Suara bel pintu terdengar, semuanya saling beradu pandang karena bingung siapa yang datang di jam delapan pagi begini? Harry segera mengambil keputusan, ia bangkit dari kursinya, "biar aku yang lihat."
Tak selang beberapa detik Harry pergi menuju pintu depan, Jane muncul dengan tampilan segar. Gaun terusan berbahan katun dengan motif bulatan cokelat yang dipakai Jane nampak pantas dipandang di pagi hari. Jane berjalan tertunduk, menyapa keluarga ini dengan aura canggung dan duduk di depan Gemma.
"Bagaimana malam mu, sayang?" Anne- Ibu Harry bertanya sambil memberikan satu potong roti ke piring Jane.
Pupil mata Jane bergerak, ia menunduk tapi tetap menatap Ibu yang kini jadi mertuanya, "b-baik."
"Sepertinya kau sangat dimanja Ayahmu, ya?" Suara dingin itu datang dari Gemma, ia melihat Jane yang bagai kupu-kupu kecil terperangkap di sarang lebah. Entahlah, tapi Jane berpikir bahwa Gemma memberi tatapan sedikit membenci pada Jane?
"T-tidak. Dia tegas pada siapapun di rumah, entah Ibu atau adik lelakiku."
"Sudahlah, Gem. Dia sekarang adik iparmu." Ayah Harry bertingkah bijaksana, sedangkan Gemma mendengus.
"Oh ya, bagaimana dengan Nick Clegg yang berencana menggunakan dana £227 juta yang berasal Deustche Bank untuk membeli peralatan kesehatan itu? Apa akan dimusyawarahkan juga?" Gemma memulai pembicaraan kembali.
"Tentu," pria tua ini meminum kopinya. "Dia tak bisa seenaknya meskipun Wakil Perdana Menteri."
Obrolan terus berlanjut dengan bagaimana Pemimpin Partai Buruh- Ed Miliband kalah dari David Cameron di periode tahun ini. Jane sama sekali tidak tertarik dengan obrolan politik, sungguh. Dia tak mengerti dengan sistem monarki negara ini, dari mulai parlemen yang bersebrangan namun tetap dipersatukan, simbolis Kerajaan yang tak berguna- maksud Jane, jika yang memimpin negeri ini adalah Perdana Menteri, untuk apa ada Ratu yang hanya melambaikan tangannya ke publik? Kenapa sistemnya tidak diubah seperti kerajaan-kerajaan di Timur Tengah saja? Dia perlu bertanya pada Harry mungkin- eh tunggu, dia tidak ada di sini?
"Permisi, Harry tidak-"
"Dia sedang ke depan, Sweety. Melihat tamu." Pertanyaan Jane diserobot oleh Ibu mertuanya, pipi keriput wanita itu kendur meski senyum tulus disunggingkan untuk Jane.

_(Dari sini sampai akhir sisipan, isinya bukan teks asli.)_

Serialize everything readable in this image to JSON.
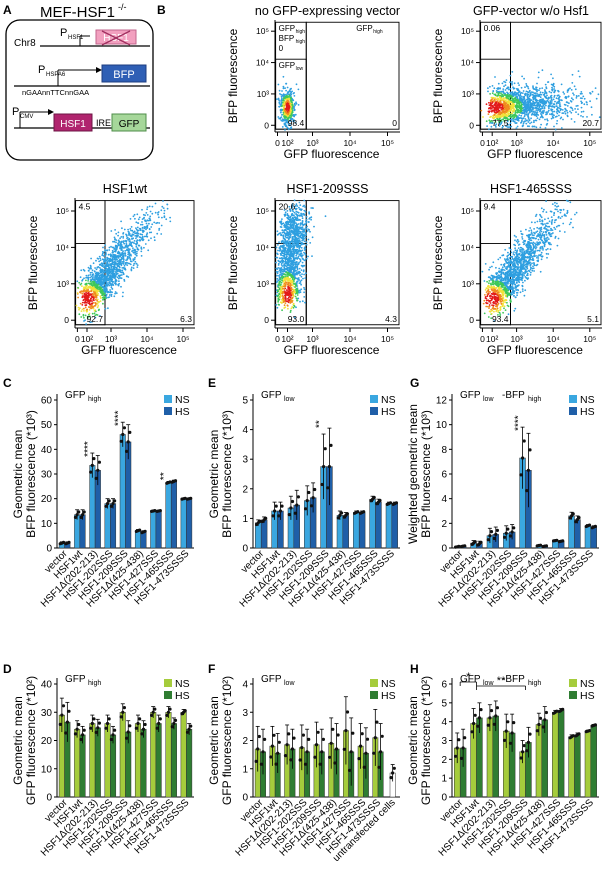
{
  "colors": {
    "ns_blue": "#3aa7e0",
    "hs_blue": "#1f5fa8",
    "ns_green": "#a5cc3c",
    "hs_green": "#2f7d32",
    "bfp_box": "#2f5fb5",
    "hsp_box": "#f2a0bf",
    "hsf1_box": "#b0246e",
    "gfp_box": "#a6d79a"
  },
  "panel_a": {
    "letter": "A",
    "title": "MEF-HSF1",
    "title_sup": "-/-",
    "chr_label": "Chr8",
    "p_hsf1": "P",
    "p_hsf1_sub": "HSF1",
    "hsf1_crossed": "HSF1",
    "p_hspa6": "P",
    "p_hspa6_sub": "HSPA6",
    "bfp": "BFP",
    "motif": "nGAAnnTTCnnGAA",
    "p_cmv": "P",
    "p_cmv_sub": "CMV",
    "hsf1": "HSF1",
    "ires": "IRES",
    "gfp": "GFP"
  },
  "flow": {
    "letter": "B",
    "y_label": "BFP fluorescence",
    "x_label": "GFP fluorescence",
    "y_ticks": [
      "10⁵",
      "10⁴",
      "10³",
      "0"
    ],
    "x_ticks": [
      "0",
      "10²",
      "10³",
      "10⁴",
      "10⁵"
    ],
    "gate_labels": {
      "gfp_high": "GFP",
      "gfp_high_sub": "high",
      "gfp_low": "GFP",
      "gfp_low_sub": "low",
      "bfp_high": "BFP",
      "bfp_high_sub": "high",
      "zero": "0"
    },
    "plots": [
      {
        "title": "no GFP-expressing vector",
        "top": "",
        "low": "98.4",
        "high": "0",
        "density": "tight"
      },
      {
        "title": "GFP-vector w/o Hsf1",
        "top": "0.06",
        "low": "77.5",
        "high": "20.7",
        "density": "wide"
      },
      {
        "title": "HSF1wt",
        "top": "4.5",
        "low": "92.7",
        "high": "6.3",
        "density": "diag"
      },
      {
        "title": "HSF1-209SSS",
        "top": "20.6",
        "low": "93.0",
        "high": "4.3",
        "density": "vertical"
      },
      {
        "title": "HSF1-465SSS",
        "top": "9.4",
        "low": "93.4",
        "high": "5.1",
        "density": "diag"
      }
    ]
  },
  "categories_blue": [
    "vector",
    "HSF1wt",
    "HSF1Δ(202-213)",
    "HSF1-202SSS",
    "HSF1-209SSS",
    "HSF1Δ(425-438)",
    "HSF1-427SSS",
    "HSF1-465SSS",
    "HSF1-473SSSS"
  ],
  "categories_f": [
    "vector",
    "HSF1wt",
    "HSF1Δ(202-213)",
    "HSF1-202SSS",
    "HSF1-209SSS",
    "HSF1Δ(425-438)",
    "HSF1-427SSS",
    "HSF1-465SSS",
    "HSF1-473SSSS",
    "untransfected cells"
  ],
  "chart_data": [
    {
      "id": "C",
      "type": "bar",
      "title": "GFP",
      "title_sub": "high",
      "ylabel_lines": [
        "Geometric mean",
        "BFP fluorescence (*10³)"
      ],
      "ylim": [
        0,
        60
      ],
      "yticks": [
        0,
        10,
        20,
        30,
        40,
        50,
        60
      ],
      "color": "blue",
      "series": [
        {
          "name": "NS",
          "values": [
            2,
            13.5,
            33.5,
            18,
            46,
            7,
            15,
            26.5,
            20
          ]
        },
        {
          "name": "HS",
          "values": [
            2,
            13.5,
            31.5,
            18,
            43,
            6.5,
            15,
            27,
            20
          ]
        }
      ],
      "errors": [
        [
          0.5,
          0.5
        ],
        [
          2,
          2
        ],
        [
          5,
          6
        ],
        [
          2,
          2
        ],
        [
          5,
          7
        ],
        [
          0.5,
          0.5
        ],
        [
          0.3,
          0.3
        ],
        [
          0.5,
          0.5
        ],
        [
          0.3,
          0.3
        ]
      ],
      "annotations": [
        {
          "cat": 2,
          "text": "****"
        },
        {
          "cat": 4,
          "text": "****"
        },
        {
          "cat": 7,
          "text": "**"
        }
      ]
    },
    {
      "id": "E",
      "type": "bar",
      "title": "GFP",
      "title_sub": "low",
      "ylabel_lines": [
        "Geometric mean",
        "BFP fluorescence (*10³)"
      ],
      "ylim": [
        0,
        5
      ],
      "yticks": [
        0,
        1,
        2,
        3,
        4,
        5
      ],
      "color": "blue",
      "series": [
        {
          "name": "NS",
          "values": [
            0.85,
            1.25,
            1.35,
            1.6,
            2.75,
            1.1,
            1.2,
            1.65,
            1.5
          ]
        },
        {
          "name": "HS",
          "values": [
            0.95,
            1.25,
            1.45,
            1.7,
            2.75,
            1.1,
            1.2,
            1.55,
            1.5
          ]
        }
      ],
      "errors": [
        [
          0.1,
          0.1
        ],
        [
          0.3,
          0.3
        ],
        [
          0.4,
          0.5
        ],
        [
          0.5,
          0.5
        ],
        [
          1.1,
          1.3
        ],
        [
          0.15,
          0.1
        ],
        [
          0.05,
          0.05
        ],
        [
          0.1,
          0.1
        ],
        [
          0.05,
          0.05
        ]
      ],
      "annotations": [
        {
          "cat": 4,
          "text": "**"
        }
      ]
    },
    {
      "id": "G",
      "type": "bar",
      "title": "GFP",
      "title_sub": "low",
      "title2": "-BFP",
      "title2_sub": "high",
      "ylabel_lines": [
        "Weighted geometric mean",
        "BFP fluorescence (*10³)"
      ],
      "ylim": [
        0,
        12
      ],
      "yticks": [
        0,
        2,
        4,
        6,
        8,
        10,
        12
      ],
      "color": "blue",
      "series": [
        {
          "name": "NS",
          "values": [
            0.1,
            0.4,
            1.0,
            1.2,
            7.3,
            0.2,
            0.6,
            2.6,
            1.8
          ]
        },
        {
          "name": "HS",
          "values": [
            0.15,
            0.35,
            1.1,
            1.3,
            6.3,
            0.15,
            0.55,
            2.3,
            1.7
          ]
        }
      ],
      "errors": [
        [
          0.05,
          0.05
        ],
        [
          0.2,
          0.2
        ],
        [
          0.6,
          0.6
        ],
        [
          0.6,
          0.6
        ],
        [
          2.5,
          3
        ],
        [
          0.05,
          0.05
        ],
        [
          0.05,
          0.05
        ],
        [
          0.3,
          0.3
        ],
        [
          0.1,
          0.1
        ]
      ],
      "annotations": [
        {
          "cat": 4,
          "text": "****"
        }
      ]
    },
    {
      "id": "D",
      "type": "bar",
      "title": "GFP",
      "title_sub": "high",
      "ylabel_lines": [
        "Geometric mean",
        "GFP fluorescence (*10²)"
      ],
      "ylim": [
        0,
        40
      ],
      "yticks": [
        0,
        10,
        20,
        30,
        40
      ],
      "color": "green",
      "series": [
        {
          "name": "NS",
          "values": [
            29,
            24,
            26,
            26,
            30,
            26,
            30,
            30,
            30
          ]
        },
        {
          "name": "HS",
          "values": [
            26.5,
            22,
            24.5,
            22,
            23,
            24,
            26,
            26,
            24
          ]
        }
      ],
      "errors": [
        [
          6,
          7
        ],
        [
          3,
          3
        ],
        [
          3,
          3
        ],
        [
          3,
          3
        ],
        [
          3,
          4
        ],
        [
          3,
          3
        ],
        [
          2,
          3
        ],
        [
          2,
          2
        ],
        [
          1,
          2
        ]
      ],
      "annotations": []
    },
    {
      "id": "F",
      "type": "bar",
      "title": "GFP",
      "title_sub": "low",
      "ylabel_lines": [
        "Geometric mean",
        "GFP fluorescence (*10²)"
      ],
      "ylim": [
        0,
        4
      ],
      "yticks": [
        0,
        1,
        2,
        3,
        4
      ],
      "color": "green",
      "series": [
        {
          "name": "NS",
          "values": [
            1.7,
            1.8,
            1.85,
            1.75,
            1.85,
            1.9,
            2.35,
            1.8,
            2.1,
            0.85
          ]
        },
        {
          "name": "HS",
          "values": [
            1.6,
            1.55,
            1.7,
            1.6,
            1.6,
            1.7,
            1.6,
            1.55,
            1.6,
            null
          ]
        }
      ],
      "errors": [
        [
          0.8,
          0.8
        ],
        [
          0.7,
          0.7
        ],
        [
          0.7,
          0.7
        ],
        [
          0.8,
          0.8
        ],
        [
          0.8,
          0.8
        ],
        [
          0.9,
          0.9
        ],
        [
          1.2,
          1.2
        ],
        [
          0.8,
          0.9
        ],
        [
          1.0,
          1.0
        ],
        [
          0.3,
          0.3
        ]
      ],
      "annotations": []
    },
    {
      "id": "H",
      "type": "bar",
      "title": "GFP",
      "title_sub": "low",
      "title2": "-BFP",
      "title2_sub": "high",
      "ylabel_lines": [
        "Geometric mean",
        "GFP fluorescence (*10²)"
      ],
      "ylim": [
        0,
        6
      ],
      "yticks": [
        0,
        1,
        2,
        3,
        4,
        5,
        6
      ],
      "color": "green",
      "series": [
        {
          "name": "NS",
          "values": [
            2.6,
            3.9,
            4.2,
            3.5,
            2.4,
            3.85,
            4.5,
            3.2,
            3.5
          ]
        },
        {
          "name": "HS",
          "values": [
            2.6,
            4.2,
            4.3,
            3.4,
            2.9,
            4.1,
            4.6,
            3.3,
            3.8
          ]
        }
      ],
      "errors": [
        [
          0.8,
          1.0
        ],
        [
          0.8,
          0.8
        ],
        [
          0.7,
          0.8
        ],
        [
          0.9,
          1.0
        ],
        [
          0.6,
          0.8
        ],
        [
          0.6,
          0.7
        ],
        [
          0.1,
          0.1
        ],
        [
          0.1,
          0.1
        ],
        [
          0.05,
          0.05
        ]
      ],
      "annotations": [],
      "brackets": [
        {
          "from": 0,
          "to": 1,
          "text": "*"
        },
        {
          "from": 1,
          "to": 4,
          "text": "**"
        }
      ]
    }
  ]
}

Di rumah yang sama, Harry menatap gadis di depannya. Dengan gayanya yang sok detektif, ia bersandar pada bingkai pintu dan bertanya sembari menaikan satu alisnya, "siapa kau?"
Gadis di depan Harry diam, tingginya yang mungkin sama dengan Harry membuat Harry berpikir bahwa gadis ini adalah model celana dalam- dilihat dari betapa sempurna bentuk tubuhnya- maksud Harry, gadis ini langsing, tinggi dan ah semuanya sempurna. Sepertinya nikmat untuk ditiduri, pikir Harry.
"Aku Bethany, teman dari Lady Jennifer."
Gelagatnya tanpa curiga, Harry mengangguk sambil berkata "oh" dengan nada panjang. Belum sempat ia menjabat tangan Bethany untuk berkenalan, di belakang gadis ini terlihat pria gagah berjalan menghampiri. Tak perlu waktu lama untuk Harry menunggu penjelasan dari Bethany siapa pria yang menggunakan kemeja denim itu, ia tau dan ingat- pria itu pacarnya Jane yang waktu itu diusir pulang oleh Ayah Jane. Miris.